Kate Bulkley, Media Analyst.

Sky Virgin deal no peace pact

By Kate Bulkley

Broadcast News

For Broadcast June 24, 2010

VMTV acquisition is about content versus platform strategy debate

The day BSkyB agreed to buy Virgin Media’s TV channel portfolio was a bad one for Red. The knitted red puppet that makes wry (but silent) comments between Virgin 1 shows will not survive the trip to Isleworth - he is simply the wrong colour.

Following Sky’s £160m deal for VMTV and eight-year carriage deals for various packages of channels, some have suggested there has been a burying of the hatchet between the two companies - but the deal is more about both positioning themselves for the future.

Last week, Sky announced it would take its Sky Sports News channel behind a pay wall, pulling it off Freeview this summer. Sky plans to increase investment in the channel and charge viewers for it.

The thinking at Sky is clear: why should it make the Freeview package of channels any stronger than necessary? This begs the question of what Sky will do with Virgin 1’s Freeview slot. Certainly it will think long and hard about offering for free any programming that is popular enough to be charged for.

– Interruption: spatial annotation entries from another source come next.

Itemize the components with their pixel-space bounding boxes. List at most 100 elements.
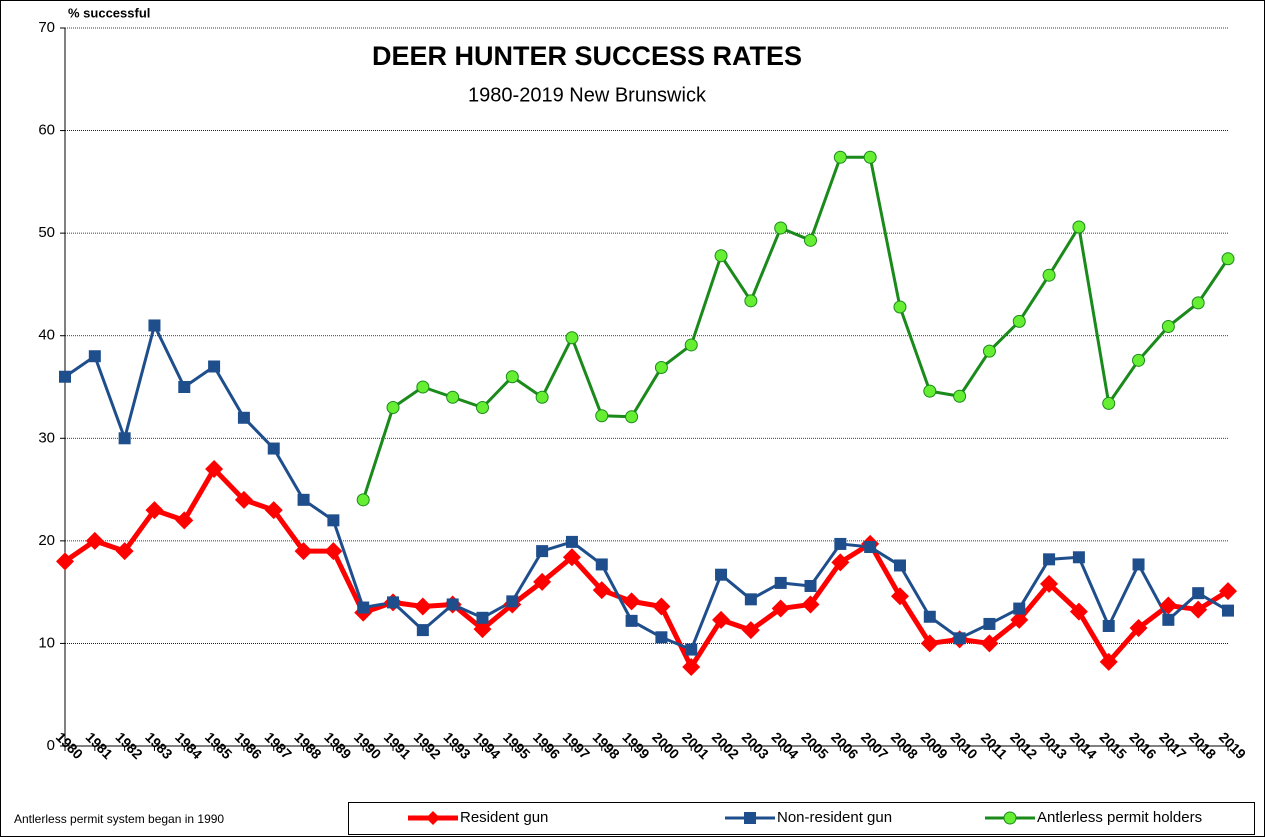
marker	[592, 581, 611, 600]
y-tick-label: 10	[38, 634, 55, 651]
marker	[863, 150, 877, 164]
marker	[148, 319, 161, 332]
series-line	[63, 466, 1230, 670]
marker	[145, 501, 164, 520]
marker	[59, 370, 71, 383]
marker	[684, 338, 698, 352]
marker	[1222, 604, 1234, 617]
marker	[1072, 551, 1085, 564]
marker	[833, 150, 847, 164]
marker	[982, 344, 996, 358]
marker	[682, 658, 701, 677]
marker	[1132, 558, 1145, 571]
marker	[535, 390, 549, 404]
marker	[357, 601, 370, 614]
marker	[1099, 652, 1118, 671]
marker	[175, 511, 194, 530]
y-tick-label: 50	[38, 224, 55, 241]
marker	[654, 361, 668, 375]
y-tick-label: 40	[38, 327, 55, 344]
marker	[714, 249, 728, 263]
marker	[1191, 296, 1205, 310]
marker	[804, 233, 818, 247]
marker	[771, 599, 790, 618]
marker	[475, 401, 489, 415]
marker	[476, 611, 489, 624]
marker	[920, 634, 939, 653]
marker	[267, 442, 280, 455]
marker	[715, 568, 728, 581]
legend-label: Antlerless permit holders	[1037, 809, 1202, 826]
chart-subtitle: 1980-2019 New Brunswick	[468, 84, 707, 106]
marker	[712, 610, 731, 629]
marker	[297, 493, 310, 506]
legend-label: Resident gun	[460, 809, 548, 826]
marker	[1162, 613, 1175, 626]
marker	[774, 576, 787, 589]
marker	[890, 587, 909, 606]
marker	[327, 514, 340, 527]
marker	[1003, 811, 1017, 825]
marker	[506, 595, 519, 608]
marker	[893, 559, 906, 572]
y-tick-label: 30	[38, 429, 55, 446]
y-tick-label: 0	[47, 737, 55, 754]
marker	[655, 631, 668, 644]
marker	[1132, 353, 1146, 367]
marker	[1012, 314, 1026, 328]
marker	[980, 634, 999, 653]
legend-label: Non-resident gun	[777, 809, 892, 826]
y-tick-label: 60	[38, 122, 55, 139]
marker	[324, 542, 343, 561]
marker	[652, 597, 671, 616]
marker	[831, 553, 850, 572]
marker	[801, 595, 820, 614]
marker	[685, 643, 698, 656]
marker	[741, 621, 760, 640]
marker	[923, 610, 936, 623]
marker	[446, 390, 460, 404]
marker	[565, 331, 579, 345]
marker	[1040, 574, 1059, 593]
marker	[1159, 596, 1178, 615]
marker	[953, 632, 966, 645]
marker	[208, 360, 221, 373]
marker	[1013, 602, 1026, 615]
marker	[234, 490, 253, 509]
marker	[446, 598, 459, 611]
annotation: Antlerless permit system began in 1990	[14, 812, 224, 826]
marker	[953, 389, 967, 403]
marker	[1072, 220, 1086, 234]
marker	[744, 593, 757, 606]
marker	[1042, 268, 1056, 282]
marker	[774, 221, 788, 235]
marker	[413, 597, 432, 616]
marker	[426, 811, 440, 825]
marker	[387, 596, 400, 609]
marker	[983, 617, 996, 630]
marker	[622, 592, 641, 611]
marker	[294, 542, 313, 561]
y-tick-label: 20	[38, 532, 55, 549]
marker	[473, 620, 492, 639]
marker	[625, 410, 639, 424]
marker	[88, 350, 101, 363]
marker	[1129, 619, 1148, 638]
marker	[744, 294, 758, 308]
marker	[923, 384, 937, 398]
marker	[115, 542, 134, 561]
marker	[565, 535, 578, 548]
marker	[1161, 319, 1175, 333]
marker	[386, 401, 400, 415]
chart-title: DEER HUNTER SUCCESS RATES	[372, 41, 802, 71]
marker	[56, 552, 74, 571]
marker	[85, 531, 104, 550]
marker	[893, 300, 907, 314]
marker	[1219, 582, 1237, 601]
marker	[1102, 396, 1116, 410]
marker	[264, 501, 283, 520]
marker	[1102, 619, 1115, 632]
marker	[118, 432, 131, 445]
legend-box	[348, 802, 1255, 835]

In fact, when Virgin Media launched Virgin 1 as a free channel on Freeview, it was met with scepticism by some commentators (including me) about why a pay-TV company would give away its content.

The Virgin 1 launch was done with fanfare and a lot of “mixed business model” talk. I recall Dita Von Teese showing up and having a cuddle with Richard Branson, who announced that Virgin 1 was going to do to Sky what Virgin Airlines did to BA - that is, break the monopoly.

Virgin 1 would raise the level of the VM brand, it would showcase VMTV’s content and entice people into the pay universe. It would help VM stand out against Sky.

That strategy has had its day. Now the thinking at VM is that owning content is not as important as offering content and services in a compelling way.

Cindy Rose, VM’s digital entertainment managing director, told me last week it was “almost anachronistic to think you have to own the content to be the market leader in the digital entertainment space”.

VM has decided it is going to be a ‘smart pipe’ company, offering subscribers programmes and services through a sophisticated new set-top box using Tivo digital recording technology, which it plans to start offering later this year.

But the short-term gain of selling VMTV is better than the longer-term gain. Cash in hand and a stricter focus on the cable pipe’s capabilities are both good. But the new boxes need to be rolled out to nearly 4 million subscribers, and will they be cool enough to entice people away from Sky?

Meanwhile, Sky has decided that content as well as connectivity is the key to the future. So while it plans to turn on the broadband connection to its Sky Plus HD boxes later this year, as well as pioneering the UK’s first 3D channel, it is also investing heavily in content, via the likes of The History Channel, National Geographic, Nickelodeon and Sky Arts.

This seems like a good mix to me. News Corp obviously agrees.